Intervention de Esther Benbassa

Réunion du 8 décembre 2011 à 15h00
Droit de vote et d'éligibilité des étrangers — Discussion d'une proposition de loi constitutionnelle dans le texte de la commission

Photo de Esther BenbassaEsther Benbassa, rapporteure :

Car – faut-il le rappeler ? – les concepts de nationalité et de citoyenneté apparaissent comme distincts, au début de la Révolution. Il n’était pas alors nécessaire d’être Français pour pouvoir participer à l’exercice de la citoyenneté que représentait le vote. Et l’article 4 de Constitution de l’an I disposait que pouvait être admis à l’exercice des droits de citoyen français « tout étranger » qui serait « jugé par le corps législatif avoir bien mérité de l’humanité ». De l’humanité, pas de la nation !

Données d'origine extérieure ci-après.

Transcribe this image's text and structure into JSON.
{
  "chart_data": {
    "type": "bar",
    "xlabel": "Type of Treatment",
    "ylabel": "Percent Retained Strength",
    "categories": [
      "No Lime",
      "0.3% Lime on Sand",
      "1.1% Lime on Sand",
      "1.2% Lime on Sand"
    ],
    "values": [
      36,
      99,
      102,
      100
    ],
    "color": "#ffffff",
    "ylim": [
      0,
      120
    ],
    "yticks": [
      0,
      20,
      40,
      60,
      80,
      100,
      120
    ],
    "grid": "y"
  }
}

Peu à peu s’imposent le caractère exclusivement national de la citoyenneté et l’idée selon laquelle les droits associés à la citoyenneté sont fondés sur l’appartenance de l’individu qui en jouit à une communauté politique nationale incarnée par l’État-nation. Le XIXe siècle est celui de la montée des nationalismes, où la nationalité apparaît comme le critère, sinon le principal, du moins le premier, de la citoyenneté, ainsi que le reflète la Constitution du 4 novembre 1848, dont l’article 25 dispose que sont « électeurs, sans condition de cens, tous les Français âgés de vingt et un ans, et jouissant de leurs droits civils et politiques ».

C’est le traité de Maastricht, en 1992, qui permettra à la France de renouer avec son ancienne tradition d’ouverture. Non seulement ce traité autorise les citoyens ressortissants des États membres de l’Union européenne à voter aux élections locales et européennes dans leur pays de résidence, mais il distingue aussi la nationalité de la citoyenneté. Ce « statut fondamental » des ressortissants de l’Union européenne crée ce que l’on peut appeler une citoyenneté européenne, parallèlement à la souveraineté nationale.

La ratification du traité de Maastricht nécessitait une modification de la Constitution, rendue effective par la révision constitutionnelle du 25 juin 1992, qui a introduit un nouvel article 88-3 dans la Constitution.

Rappelons-le, la Constitution a été modifiée à plusieurs reprises pour que soient réalisées des réformes considérées comme fondamentales et décisives : droit de vote des femmes, abolition de la peine de mort, parité femmes-hommes, etc. C’est la volonté politique qui a permis de telles avancées.